Every year around this time, a sinewy disease crawls into the classroom, weaving discord among the tables and chairs and minds: senioritis. Seniors, who are so consumed with the after, lose sight of the now. And always, we their teachers, gather together and suffer through anxiety, carrying our excessive care for them to a mental place where we can lay down our burdens–their burdens–and swap them for solutions. We know life after high school will be better for them, even if they currently can’t find assurance in that.

Miss, I’m tired. I’m up all night taking care of my younger siblings while my parents work. And this is after sports. And this is after school. I want to do my homework…but when?

I read through their reflections. Heavy. Tired. Buried. Insecure. Brokenhearted. Have I let my coaching responsibilities distract me from good teaching? Have I been too busy performing as the sage on the stage to authentically assess how my students are declining, a slow atrophy? Do I care more about how my classroom appears to the politician’s ever-critical-eye than the students in it? In playing the game, have I lost the game?

There’s a lot going on at home. We are in our third house in as many months. I don’t think we’ll be here long either. It’s hard to pay the bills even though we’re all working.

As I read their reflections, I hear a recurrent echo of not being present due to future worries, other worries, worries not here and now, in this room of learning and loving through the lens of literature. College. Scholarships. Other classes. Work. Home. Relationships. Poverty. Health. Violence. Trauma. Abuse. The list degrades and blurs into elements beyond their control, undeserved and overwhelming.

I am mentally unstable.

Suddenly, senioritis–perhaps something I can influence–seems but a shadow of the oppression that has suffocated their entire lives. And what can I, little old me, this powerless teacher, do to bring down their Goliaths? What stone can I throw? What slingshot do I own? And how do I see the target when I am looking into the hot glare of the sun? And I am afraid, realizing that so many of them self-destruct under the frightful weight of leaving high school, a place that has been consistent in a life of chaos.

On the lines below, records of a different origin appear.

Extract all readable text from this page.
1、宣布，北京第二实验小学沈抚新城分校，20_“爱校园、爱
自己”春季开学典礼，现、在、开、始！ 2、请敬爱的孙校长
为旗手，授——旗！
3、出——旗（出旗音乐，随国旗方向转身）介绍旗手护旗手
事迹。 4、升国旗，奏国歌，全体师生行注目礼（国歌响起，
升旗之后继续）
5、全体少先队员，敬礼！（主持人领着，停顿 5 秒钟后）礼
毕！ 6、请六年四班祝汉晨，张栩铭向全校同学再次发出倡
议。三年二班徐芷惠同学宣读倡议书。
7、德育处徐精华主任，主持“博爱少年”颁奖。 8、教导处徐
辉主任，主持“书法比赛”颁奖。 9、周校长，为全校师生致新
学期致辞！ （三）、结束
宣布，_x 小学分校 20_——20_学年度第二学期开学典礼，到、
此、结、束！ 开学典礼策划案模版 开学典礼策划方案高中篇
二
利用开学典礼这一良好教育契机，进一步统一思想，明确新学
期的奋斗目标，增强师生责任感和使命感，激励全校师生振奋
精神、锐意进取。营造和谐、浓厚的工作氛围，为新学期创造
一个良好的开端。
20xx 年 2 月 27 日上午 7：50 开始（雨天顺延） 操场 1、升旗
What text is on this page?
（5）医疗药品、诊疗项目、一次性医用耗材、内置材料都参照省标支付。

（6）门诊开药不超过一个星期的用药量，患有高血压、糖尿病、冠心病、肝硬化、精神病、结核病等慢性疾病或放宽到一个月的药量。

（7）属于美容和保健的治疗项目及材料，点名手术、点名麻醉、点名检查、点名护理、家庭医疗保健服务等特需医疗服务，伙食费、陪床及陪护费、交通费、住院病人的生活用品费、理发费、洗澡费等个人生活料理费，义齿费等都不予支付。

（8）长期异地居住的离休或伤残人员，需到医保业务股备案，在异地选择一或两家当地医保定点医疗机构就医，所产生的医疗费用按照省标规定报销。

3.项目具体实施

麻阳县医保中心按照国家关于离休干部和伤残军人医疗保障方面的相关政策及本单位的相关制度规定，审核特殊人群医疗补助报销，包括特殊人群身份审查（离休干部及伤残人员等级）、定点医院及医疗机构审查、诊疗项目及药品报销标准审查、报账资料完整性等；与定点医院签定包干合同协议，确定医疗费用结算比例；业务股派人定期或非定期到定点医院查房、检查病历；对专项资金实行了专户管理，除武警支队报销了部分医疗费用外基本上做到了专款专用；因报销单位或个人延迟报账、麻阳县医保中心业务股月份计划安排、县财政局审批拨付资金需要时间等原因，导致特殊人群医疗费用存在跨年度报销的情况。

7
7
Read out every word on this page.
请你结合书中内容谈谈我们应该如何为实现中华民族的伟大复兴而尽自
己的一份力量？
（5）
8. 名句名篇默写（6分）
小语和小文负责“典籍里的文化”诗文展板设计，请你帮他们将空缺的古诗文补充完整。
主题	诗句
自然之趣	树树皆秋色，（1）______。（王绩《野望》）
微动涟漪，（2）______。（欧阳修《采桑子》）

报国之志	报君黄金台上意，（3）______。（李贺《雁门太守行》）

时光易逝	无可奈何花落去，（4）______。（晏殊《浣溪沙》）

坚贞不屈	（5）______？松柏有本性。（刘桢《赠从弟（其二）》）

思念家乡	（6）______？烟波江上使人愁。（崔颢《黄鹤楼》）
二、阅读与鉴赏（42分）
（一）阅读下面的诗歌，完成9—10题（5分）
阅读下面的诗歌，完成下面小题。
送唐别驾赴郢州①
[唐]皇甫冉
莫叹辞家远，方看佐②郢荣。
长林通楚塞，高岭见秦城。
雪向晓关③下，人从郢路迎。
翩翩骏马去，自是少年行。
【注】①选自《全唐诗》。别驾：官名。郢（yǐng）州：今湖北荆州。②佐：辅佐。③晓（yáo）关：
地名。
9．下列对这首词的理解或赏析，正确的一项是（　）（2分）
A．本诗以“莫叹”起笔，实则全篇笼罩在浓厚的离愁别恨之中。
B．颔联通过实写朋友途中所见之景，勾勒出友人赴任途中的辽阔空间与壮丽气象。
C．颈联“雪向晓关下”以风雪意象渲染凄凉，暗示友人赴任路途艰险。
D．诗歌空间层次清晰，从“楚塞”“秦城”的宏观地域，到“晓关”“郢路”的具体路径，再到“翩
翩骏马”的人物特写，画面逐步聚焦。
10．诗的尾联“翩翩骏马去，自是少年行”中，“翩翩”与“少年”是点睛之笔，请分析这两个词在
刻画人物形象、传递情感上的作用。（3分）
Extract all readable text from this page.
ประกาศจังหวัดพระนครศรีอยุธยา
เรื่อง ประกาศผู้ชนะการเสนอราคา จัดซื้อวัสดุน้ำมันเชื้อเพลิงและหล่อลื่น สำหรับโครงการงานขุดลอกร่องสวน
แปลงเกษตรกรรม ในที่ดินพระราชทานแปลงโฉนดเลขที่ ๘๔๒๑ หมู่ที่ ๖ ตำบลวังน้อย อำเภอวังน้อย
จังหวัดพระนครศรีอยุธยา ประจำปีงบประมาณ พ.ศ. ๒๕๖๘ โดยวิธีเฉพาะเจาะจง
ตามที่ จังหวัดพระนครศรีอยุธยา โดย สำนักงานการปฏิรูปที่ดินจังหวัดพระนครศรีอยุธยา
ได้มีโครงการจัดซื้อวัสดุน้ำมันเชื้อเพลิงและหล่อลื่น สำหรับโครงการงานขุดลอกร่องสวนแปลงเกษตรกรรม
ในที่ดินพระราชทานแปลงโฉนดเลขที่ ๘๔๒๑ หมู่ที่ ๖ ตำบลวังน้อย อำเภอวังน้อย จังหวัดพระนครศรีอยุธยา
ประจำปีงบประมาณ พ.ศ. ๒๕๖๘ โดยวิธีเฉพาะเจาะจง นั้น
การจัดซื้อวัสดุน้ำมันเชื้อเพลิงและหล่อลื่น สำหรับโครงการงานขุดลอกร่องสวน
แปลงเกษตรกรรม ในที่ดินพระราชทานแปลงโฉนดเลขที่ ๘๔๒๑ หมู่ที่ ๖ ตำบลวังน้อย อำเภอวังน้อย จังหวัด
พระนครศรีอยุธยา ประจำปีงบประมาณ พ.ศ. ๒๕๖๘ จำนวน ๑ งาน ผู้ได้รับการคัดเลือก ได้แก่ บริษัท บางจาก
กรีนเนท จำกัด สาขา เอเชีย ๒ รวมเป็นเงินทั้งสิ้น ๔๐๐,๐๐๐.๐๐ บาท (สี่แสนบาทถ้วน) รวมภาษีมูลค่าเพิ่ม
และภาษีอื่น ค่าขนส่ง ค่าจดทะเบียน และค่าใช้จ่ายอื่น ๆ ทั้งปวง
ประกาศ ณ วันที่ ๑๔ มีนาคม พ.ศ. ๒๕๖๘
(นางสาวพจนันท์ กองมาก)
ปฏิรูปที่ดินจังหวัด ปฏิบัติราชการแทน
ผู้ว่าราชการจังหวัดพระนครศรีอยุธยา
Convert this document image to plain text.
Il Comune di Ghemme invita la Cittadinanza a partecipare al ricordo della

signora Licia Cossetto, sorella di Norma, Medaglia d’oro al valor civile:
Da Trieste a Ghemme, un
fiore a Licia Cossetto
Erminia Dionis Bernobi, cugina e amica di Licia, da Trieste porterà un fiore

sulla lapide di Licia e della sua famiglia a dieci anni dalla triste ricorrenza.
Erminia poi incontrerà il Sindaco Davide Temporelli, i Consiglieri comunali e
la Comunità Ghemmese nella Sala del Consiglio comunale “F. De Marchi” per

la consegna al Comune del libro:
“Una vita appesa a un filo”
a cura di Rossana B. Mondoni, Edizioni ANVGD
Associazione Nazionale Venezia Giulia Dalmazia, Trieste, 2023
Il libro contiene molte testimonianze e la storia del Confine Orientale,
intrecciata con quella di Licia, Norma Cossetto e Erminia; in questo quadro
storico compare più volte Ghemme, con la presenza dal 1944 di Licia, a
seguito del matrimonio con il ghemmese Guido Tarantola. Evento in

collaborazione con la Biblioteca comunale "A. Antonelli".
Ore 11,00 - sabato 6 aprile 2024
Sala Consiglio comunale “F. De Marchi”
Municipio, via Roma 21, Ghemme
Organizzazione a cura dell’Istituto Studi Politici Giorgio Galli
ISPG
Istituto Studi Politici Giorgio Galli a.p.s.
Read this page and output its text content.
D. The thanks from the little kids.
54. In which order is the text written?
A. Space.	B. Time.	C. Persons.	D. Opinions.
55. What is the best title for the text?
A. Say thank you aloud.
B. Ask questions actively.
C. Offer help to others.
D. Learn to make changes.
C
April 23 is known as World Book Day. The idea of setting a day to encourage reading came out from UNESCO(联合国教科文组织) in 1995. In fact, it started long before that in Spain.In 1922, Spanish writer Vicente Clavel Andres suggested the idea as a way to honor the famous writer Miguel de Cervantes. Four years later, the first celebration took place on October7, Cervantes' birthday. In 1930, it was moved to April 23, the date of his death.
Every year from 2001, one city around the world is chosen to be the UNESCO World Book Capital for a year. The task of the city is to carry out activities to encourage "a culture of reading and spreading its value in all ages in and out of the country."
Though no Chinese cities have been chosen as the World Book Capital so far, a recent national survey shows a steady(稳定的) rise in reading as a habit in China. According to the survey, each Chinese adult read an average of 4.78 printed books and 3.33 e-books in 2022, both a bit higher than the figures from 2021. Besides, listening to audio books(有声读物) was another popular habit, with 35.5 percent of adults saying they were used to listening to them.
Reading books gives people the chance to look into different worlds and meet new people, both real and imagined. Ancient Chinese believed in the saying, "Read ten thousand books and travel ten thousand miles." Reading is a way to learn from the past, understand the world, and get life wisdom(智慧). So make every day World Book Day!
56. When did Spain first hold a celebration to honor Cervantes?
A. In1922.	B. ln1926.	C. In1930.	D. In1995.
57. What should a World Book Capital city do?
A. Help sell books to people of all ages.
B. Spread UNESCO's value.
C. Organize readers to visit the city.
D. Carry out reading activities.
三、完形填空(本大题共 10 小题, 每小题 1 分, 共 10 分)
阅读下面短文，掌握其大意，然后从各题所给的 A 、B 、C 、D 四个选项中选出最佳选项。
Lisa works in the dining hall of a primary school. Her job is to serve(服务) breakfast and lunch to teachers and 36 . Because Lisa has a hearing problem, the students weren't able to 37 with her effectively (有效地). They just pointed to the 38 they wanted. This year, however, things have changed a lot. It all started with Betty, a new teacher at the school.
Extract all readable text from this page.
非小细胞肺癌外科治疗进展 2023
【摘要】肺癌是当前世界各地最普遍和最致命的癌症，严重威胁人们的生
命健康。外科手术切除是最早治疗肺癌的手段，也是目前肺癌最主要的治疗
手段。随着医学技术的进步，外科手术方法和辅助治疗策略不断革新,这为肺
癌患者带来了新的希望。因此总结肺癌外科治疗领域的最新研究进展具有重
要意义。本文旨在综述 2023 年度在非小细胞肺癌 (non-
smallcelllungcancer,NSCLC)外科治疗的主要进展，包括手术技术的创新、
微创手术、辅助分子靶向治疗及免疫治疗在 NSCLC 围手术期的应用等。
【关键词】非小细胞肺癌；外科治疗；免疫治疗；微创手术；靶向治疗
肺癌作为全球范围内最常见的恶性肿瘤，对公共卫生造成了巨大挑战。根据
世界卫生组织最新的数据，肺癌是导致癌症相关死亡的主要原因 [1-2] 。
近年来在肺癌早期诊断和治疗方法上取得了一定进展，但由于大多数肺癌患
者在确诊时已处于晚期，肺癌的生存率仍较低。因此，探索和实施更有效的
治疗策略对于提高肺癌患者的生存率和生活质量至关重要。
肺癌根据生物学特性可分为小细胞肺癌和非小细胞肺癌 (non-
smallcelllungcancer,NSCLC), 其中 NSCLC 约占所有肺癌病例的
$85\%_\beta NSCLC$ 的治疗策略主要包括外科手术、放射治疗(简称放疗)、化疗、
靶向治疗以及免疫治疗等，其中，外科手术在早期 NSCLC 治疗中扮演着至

My parents do not want me to go to college. I am meant to stay home and support them, to be another mother or another breadwinner.

But they must leave, they must graduate; they are worthy.

And so I research. I print paper. I gather stones: articles upon articles about mindfulness, meditation, being present. Tomorrow, we will have an academic circle about nothing related to the AP Lit exam, but everything related to the test of life. Tomorrow, we will sit in a circle and be human in a data-driven world that insists they are little more than numbers. Tomorrow, I will give them keys to doors they are afraid to open. I cannot take the stress of their senior year away. I cannot do the work for them. I cannot drag insightful thoughts out of them. I cannot feed their families, heal their bodies, redeem their pasts, pay for their housing, or cure their hidden heartbreaks. But this I can do. I can educate them. I can empower them with tools.

I can love them. And I do. And I will.